We head downstairs to the Blue Ox Bar. I have to duck my head to walk through the tiny door leading into a cozy room furnished with heavy wooden tables and chairs. One side of the room is a stained glass mural of Paul Bunyan and Babe, his blue ox. It’s a small piece of home on the west coast.
Our next destination is the Columbia River Gorge and the picturesque town of Hood River. We pass through the valley’s “Fruit Loop” where pear, cherry and apple trees grow in abundance alongside hilltop lavender fields, vineyards and alpaca ranches. We stop at a lookout point that gives us a breathtaking aerial view of the checkerboard of green stretching in all directions as far as the eye can see.
Hood River is adorable in a modern Main Street way. Outdoor outfitters, boutiques and artisan soap shops line both sides of the street crawling with tourists and shoppers. We get lucky and snag a parking spot near our first stop – the Double Mountain Brewery & Taproom. I sample some of their delicious goods, admire their elaborate chalk art and seriously contemplate buying a dress with a hop screen printed onto it – a sure sign that it’s time to move on.

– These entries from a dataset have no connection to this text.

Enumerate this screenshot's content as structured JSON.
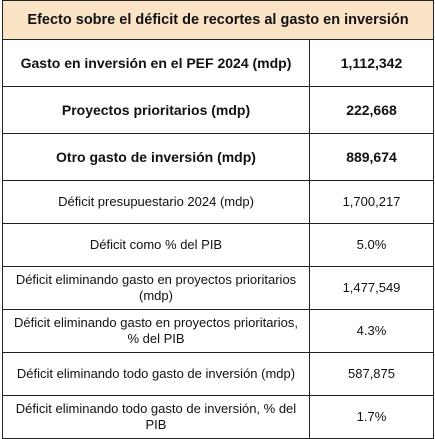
{
  "header": {
    "title": "Efecto sobre el déficit de recortes al gasto en inversión"
  },
  "table": {
    "rows": [
      [
        "Gasto en inversión en el PEF 2024 (mdp)",
        "1,112,342"
      ],
      [
        "Proyectos prioritarios (mdp)",
        "222,668"
      ],
      [
        "Otro gasto de inversión (mdp)",
        "889,674"
      ],
      [
        "Déficit presupuestario 2024 (mdp)",
        "1,700,217"
      ],
      [
        "Déficit como % del PIB",
        "5.0%"
      ],
      [
        "Déficit eliminando gasto en proyectos prioritarios (mdp)",
        "1,477,549"
      ],
      [
        "Déficit eliminando gasto en proyectos prioritarios, % del PIB",
        "4.3%"
      ],
      [
        "Déficit eliminando todo gasto de inversión (mdp)",
        "587,875"
      ],
      [
        "Déficit eliminando todo gasto de inversión, % del PIB",
        "1.7%"
      ]
    ]
  }
}
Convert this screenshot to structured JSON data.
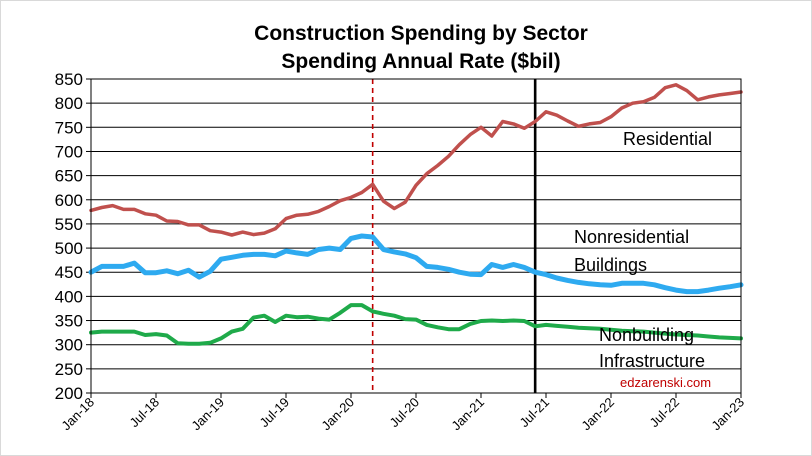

We make our way to our second stop, pFriem Brewery, and put our names in for a table. With about an hour to kill, we head over to the beach along the Columbia River Gorge and watch the kite surfers and wind sailors play in the straight-line winds. My Dad’s been talking about trying wind sailing for years and would love seeing these guys pull of some of their impressive tricks.
The sun is sinking fast by the time we finish dinner, but we’re not done with our day of adventure quite yet. Mike and Steph drive us through the Gorge, which is like the Mississippi River Valley on a much grander scale. The sun dips below the horizon as we pull onto the Historic Columbia River Highway (US Route 30) and stop at Horsetail Falls.
Steph lets us have our moment, then hustles us back into the car. Since it’s nearly dark, the parking lot to the famed Multnomah Falls, the most visited natural attraction in Oregon, is nearly empty. Steph and I dart up the path to Benson Bridge – a delicate span that hovers between the upper and lower portions of the falls. Mike and Luke catch up with us on the bridge and we spend a few minutes absorbing its magic.
The sun is down and light is escaping from the sky quickly. We dash back to the car so we can see just one more waterfall. Only a sliver of light remains when we pull up to Latourell Falls, so Steph and I sprint straight to its base. We hop the low stone fence and dance around in the mist. We yell for Luke to take our photo, but the light is gone. All that’s left are two old friends with wet behinds hugging each other manically, surrounded by their laughter echoing off the rock around them.